On constitutional moments
I respectfully do not share the view that the Celmer case had the potential to become a constitutional moment. First, I agree with Learned Hand that “the society so riven that the spirit of moderation is gone, no court can save”. For a supranational court, it is an even more daunting task. As Matej Avbelj suggested, such expectations would be too high. Second, constitutional moments require mass democratic mobilization that results in deep, broad, and decisive support for constitutional change. I have not seen this happening – neither in Poland nor on the EU-wide level. Third, it is too EU-centred a view. The stakes are much higher for Poland than for the EU. The message of Learned Hand is that no court can save an increasingly polarized political community that refuses to save itself. The key question for me is whether Poland indeed refuses to save itself. This brings me to my conclusion.
What is next?
The real constitutional moment thus will be the combo of the next Polish parliamentary and presidential elections. Unless something extraordinary happens, the former will take part in 2019 and the latter in 2020. Should the Polish people re-elect PiS and Andrzej Duda, Kaczyński’s constitutional revolution will succeed as he practices a perverse variation on the theory of partisan entrenchment.
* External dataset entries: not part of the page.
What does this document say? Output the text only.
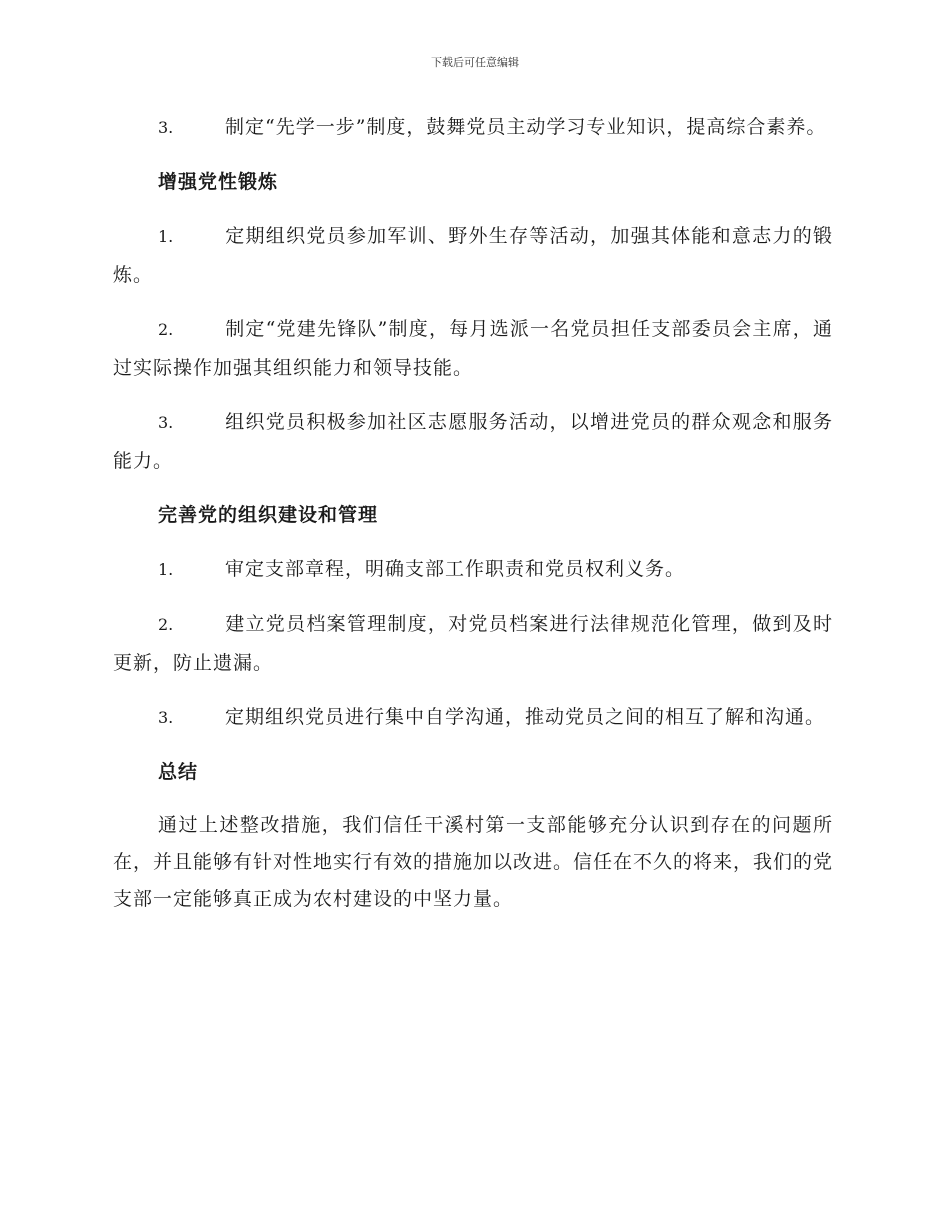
下载后可任意编辑

3.	制定“先学一步”制度，鼓舞党员主动学习专业知识，提高综合素养。

增强党性锻炼

1.	定期组织党员参加军训、野外生存等活动，加强其体能和意志力的锻炼。

2.	制定“党建先锋队”制度，每月选派一名党员担任支部委员会主席，通过实际操作加强其组织能力和领导技能。

3.	组织党员积极参加社区志愿服务活动，以增进党员的群众观念和服务能力。

完善党的组织建设和管理

1.	审定支部章程，明确支部工作职责和党员权利义务。

2.	建立党员档案管理制度，对党员档案进行法律规范化管理，做到及时更新，防止遗漏。

3.	定期组织党员进行集中自学沟通，推动党员之间的相互了解和沟通。

总结

通过上述整改措施，我们信任干溪村第一支部能够充分认识到存在的问题所在，并且能够有针对性地实行有效的措施加以改进。信任在不久的将来，我们的党支部一定能够真正成为农村建设的中坚力量。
Kaczyński’s version is based on the premise that the party that temporarily controls the presidency and the legislature can stock the courts with new judges (of ordinary courts) and justices (of the constitutional court) who have views on key constitutional issues roughly similar to those of the party leader. This shifts the position of the Constitutional Court as well as of the Supreme Court and changes the complexion of the lower courts, which, in turn, eventually affects constitutional doctrine. If enough new judges are appointed in a relatively short period of time (which is actually happening in Poland), changes will occur more quickly, producing a constitutional revolution. Put differently, if PiS and Andrzej Duda win again, reversing the recent interferences into the judiciary will be very difficult, if not impossible, in future. Should both PiS and Duda lose, a healing of the wounds may take place. [I do not dare to speculate about the remaining scenarios that would result in a very complicated “cohabitation”.]
The million-dollar question is whether more CJEU’s pressure hurts or helps PiS (and Duda). My guess is that it helps them, if they can credibly portray it as selective pressure. I have argued elsewhere that when facing with politically sensitive cases like Celmer, supranational and international courts should strive for a persuasive judgment that is firmly embedded in the pre-existing case law, instead of being overly creative and artificially stretching the treaty/directive provisions.) In my opinion, the ECtHR failed to do so in Baka. The CJEU did well on this count in Celmer. I sincerely hope that the CJEU’s judges will not evade their responsibility to adopt “the posture of statesmanship” in the upcoming infringement cases either. The show must go on!